What Went Wrong? A Project Manager’s Hard‑Learned Lessons on Quality, Trust, and Code Review
A senior project manager reflects on a four‑month, 100‑person‑day software project that collapsed after launch, analyzing five critical mistakes—from neglecting quality and over‑trusting the team to lacking ownership, design, and code review—and shares the concrete steps taken to rescue the product and the key takeaways for future projects.
1. Project and Team Background
The project was a second‑stage development of a printing‑declaration system that needed to integrate with a national platform. It involved three main workflows, frequent requirement changes (over eight changes in one month), and an estimated effort of about 100 person‑days. The team consisted of three developers (two familiar with the earlier version) while the manager was juggling four concurrent projects and handled only progress coordination.
2. What I Did Wrong
2.1 Ignoring Quality for Speed
Although a detailed development plan was created and progress was tightly monitored, the focus remained on completing requirements rather than ensuring the quality of the delivered features. This led to numerous defects: a main workflow that could not be executed, a submission function that reported success without actually registering, printing data errors, synchronization failures, and database disconnections.
Reflection: Quality must not be sacrificed for speed; basic testing and core‑function stability are non‑negotiable.
2.2 Over‑Trusting the Team Without Guidance
The manager placed full trust in the three developers, assuming they could handle everything independently, but failed to provide timely direction or help when difficulties arose. Communication with the client was limited to relaying issues, leaving the developers to solve problems on their own.
Reflection: Trust should be balanced with vigilance; team members need continuous support and oversight.
2.3 No Clear Ownership
No single person was assigned responsibility for the entire project, so critical details fell through the cracks. All decisions were made informally, and the manager did not delegate authority to a dedicated lead.
Reflection: Assign clear ownership and delegate management authority to ensure accountability.
2.4 Lack of Design, Standards, and Requirement Control
Early design and planning were omitted, and no coding standards were defined.

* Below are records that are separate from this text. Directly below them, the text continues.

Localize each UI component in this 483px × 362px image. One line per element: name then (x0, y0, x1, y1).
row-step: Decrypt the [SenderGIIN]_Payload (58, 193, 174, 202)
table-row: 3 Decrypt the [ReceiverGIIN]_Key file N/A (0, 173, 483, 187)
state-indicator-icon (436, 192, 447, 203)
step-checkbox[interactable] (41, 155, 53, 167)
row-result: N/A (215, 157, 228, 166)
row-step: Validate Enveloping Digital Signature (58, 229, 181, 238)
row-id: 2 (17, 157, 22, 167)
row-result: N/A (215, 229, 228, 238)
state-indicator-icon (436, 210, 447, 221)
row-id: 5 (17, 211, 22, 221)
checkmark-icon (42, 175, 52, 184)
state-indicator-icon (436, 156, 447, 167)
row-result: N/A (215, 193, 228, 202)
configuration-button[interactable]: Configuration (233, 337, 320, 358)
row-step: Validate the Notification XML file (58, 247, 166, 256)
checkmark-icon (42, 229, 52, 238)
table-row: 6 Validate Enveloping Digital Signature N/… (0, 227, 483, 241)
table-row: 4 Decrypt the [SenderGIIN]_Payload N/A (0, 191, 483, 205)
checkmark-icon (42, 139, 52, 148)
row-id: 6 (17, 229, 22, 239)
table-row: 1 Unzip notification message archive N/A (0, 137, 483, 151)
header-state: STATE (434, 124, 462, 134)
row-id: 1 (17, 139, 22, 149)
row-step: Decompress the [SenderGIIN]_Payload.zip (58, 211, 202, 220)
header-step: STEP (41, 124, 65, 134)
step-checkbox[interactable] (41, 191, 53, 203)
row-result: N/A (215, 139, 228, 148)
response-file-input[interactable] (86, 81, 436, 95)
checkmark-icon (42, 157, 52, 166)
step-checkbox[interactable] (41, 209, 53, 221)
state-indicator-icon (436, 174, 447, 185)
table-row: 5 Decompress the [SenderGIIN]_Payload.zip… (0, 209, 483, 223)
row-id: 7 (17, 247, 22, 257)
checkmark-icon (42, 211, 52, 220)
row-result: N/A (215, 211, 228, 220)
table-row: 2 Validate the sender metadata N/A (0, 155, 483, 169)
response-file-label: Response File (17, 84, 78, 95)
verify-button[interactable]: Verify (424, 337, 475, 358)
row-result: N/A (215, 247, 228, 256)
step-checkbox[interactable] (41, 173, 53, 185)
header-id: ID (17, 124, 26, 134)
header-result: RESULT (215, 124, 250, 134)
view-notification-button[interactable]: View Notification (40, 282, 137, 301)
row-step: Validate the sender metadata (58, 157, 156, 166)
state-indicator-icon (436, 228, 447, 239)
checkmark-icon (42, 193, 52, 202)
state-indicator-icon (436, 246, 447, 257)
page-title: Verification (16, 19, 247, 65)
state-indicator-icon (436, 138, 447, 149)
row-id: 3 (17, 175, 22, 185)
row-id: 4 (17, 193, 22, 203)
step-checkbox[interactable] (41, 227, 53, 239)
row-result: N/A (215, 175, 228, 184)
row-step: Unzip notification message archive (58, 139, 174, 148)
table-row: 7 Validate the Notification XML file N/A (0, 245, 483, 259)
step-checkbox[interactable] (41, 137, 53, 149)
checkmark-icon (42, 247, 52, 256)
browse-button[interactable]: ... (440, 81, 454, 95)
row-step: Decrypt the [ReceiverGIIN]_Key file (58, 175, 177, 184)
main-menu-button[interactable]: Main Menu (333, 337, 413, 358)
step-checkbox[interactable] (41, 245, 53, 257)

Requirement changes were communicated verbally without proper documentation, leading to chaotic development and uncontrolled scope.
Reflection: Conduct proper design, enforce development standards, and manage requirement changes with documented processes.
2.5 No Code Review
The manager spent only a couple of hours reviewing code after the project went live, resulting in numerous code‑quality issues such as inconsistent naming, poor reuse, and convoluted logic. The absence of regular code reviews amplified bugs and made later fixes costly.
Reflection: Implement early and continuous code reviews to improve quality and reduce rework.
3. How I Fixed the Situation
After the launch, the manager spent eight days intensively addressing the problems. He familiarized himself with all requirements, analyzed the entire codebase over three days, and performed daily code reviews and fixes—often working more than 12 hours a day alongside developers. He also optimized user‑experience issues and ensured the main workflows functioned correctly.
4. Lessons Learned
Design before development.
Delegate management authority; ensure one person is fully responsible.
Enforce code review in every situation.
Never compromise quality for speed; reject unreasonable timelines.
Control scope and document requirement changes.